Eamon Keane: Hyland was no Tony Soprano - his violent deeds were all real...
Life imitating art? In the case of Dublin gangster Marlo Hyland, an inquest into his death heard yesterday that he was depressed around the time that he was murdered by two gunmen in a house in Finglas in December 2006.
Comparisons are now being made between his life and that of fictional TV mob boss Tony Soprano.
Soprano was a creation of David Chase, the latter day genius of American television. A feature of Tony's character was his depression and panic attacks. In the television series, he goes to see a psychiatrist as he tries to come to terms with his emotional state. Within the therapy sessions, he explores his guilt over his childhood and how it has impacted on him and his family.
But let's get real here. Soprano was a fictional character who displayed some understanding for the evil he had wrought. I am unaware of any guilt Marlo Hyland felt for the destruction he caused. He was an armed robber and was extensively involved in drug trafficking. Yes, he was depressed. However this was most likely because he knew there was a hit out on his life.
The Herald reported yesterday that Hyland's older brother William told the inquest he believed that his brother knew his life was in danger. "Martin was depressed for about six weeks before he was shot," said William Hyland.
"I think he knew it was coming."
We liked and empathised with Soprano, which is only due to the success of the writers and James Gandolfini, the actor who played him. You could have written him more graphically. In the main, his victims were other mobsters. The writers tended to stray away from showing how real life mobsters terrified and extorted money from ordinary, decent people. They are, in reality, thugs who use fear and violence to wreck havoc.
This is not to say Marlo Hyland did not have redeeming features. He was some mother's son. And yes, like Soprano, he too was troubled by childhood events. Hyland's sister Julie had been brutally murdered by her husband Michael Brady. Hyland determined to have revenge and in September 1996, he tracked Brady down outside a Dublin apartment near Elllis Street. Gardai believe he then murdered his sister's killer.

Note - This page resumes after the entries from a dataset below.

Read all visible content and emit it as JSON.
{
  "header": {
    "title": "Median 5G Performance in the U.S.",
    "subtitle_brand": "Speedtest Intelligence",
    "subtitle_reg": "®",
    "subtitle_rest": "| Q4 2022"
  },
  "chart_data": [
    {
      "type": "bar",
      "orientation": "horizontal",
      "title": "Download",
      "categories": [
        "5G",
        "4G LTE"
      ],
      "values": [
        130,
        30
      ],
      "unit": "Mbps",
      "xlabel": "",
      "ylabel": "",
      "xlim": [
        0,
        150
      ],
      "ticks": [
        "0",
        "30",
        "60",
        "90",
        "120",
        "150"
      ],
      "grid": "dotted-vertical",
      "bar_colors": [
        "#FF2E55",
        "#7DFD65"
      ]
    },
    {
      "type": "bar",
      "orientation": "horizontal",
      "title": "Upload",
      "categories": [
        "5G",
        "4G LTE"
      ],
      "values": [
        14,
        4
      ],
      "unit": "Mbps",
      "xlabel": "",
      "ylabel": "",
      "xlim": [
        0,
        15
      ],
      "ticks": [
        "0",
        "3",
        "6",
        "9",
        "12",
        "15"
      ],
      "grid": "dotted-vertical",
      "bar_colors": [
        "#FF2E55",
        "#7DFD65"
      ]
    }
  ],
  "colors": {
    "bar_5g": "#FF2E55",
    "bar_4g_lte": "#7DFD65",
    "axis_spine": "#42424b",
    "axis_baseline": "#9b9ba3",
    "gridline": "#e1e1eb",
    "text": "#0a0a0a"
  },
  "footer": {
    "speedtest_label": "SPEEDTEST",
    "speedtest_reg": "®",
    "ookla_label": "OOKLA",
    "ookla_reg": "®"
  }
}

However there is always a danger when we attempt to equate television or indeed movie life with real events. We had the glorification of Martin 'The General' Cahill, whom one movie turned into Mr Ordinary Decent Criminal. People forgot how Cahill blew up Dr James Donovan, head of the Sates Forensic Science Department, and left him with crippling injuries.
Soprano lived in opulent surroundings, with a college educated daughter and son who was worried about global issues. These were well drawn characters but somehow the impression was that crime does pay. There was no such glamour attached to Hyland's life.
But the final most telling difference lies in the reality of gangland murders. In The Sopranos, for all its brilliant elements, we rarely saw a young innocent bystander being gunned down. We didn't see the immeasurable waste of a beautiful life like that of innocent plumber Anthony Campbell. Anthony was gunned down by Hyland's killers on that same day in the house in Finglas.
This was solely because, as the coroner's court was told yesterday, Campbell was a potential witness to the slaying of Hyland.
So let's be clear. Marlo Hyland was no Tony Soprano and the reality of Dublin's gangland murders is far removed from a Hollywood scriptwriter's imagination.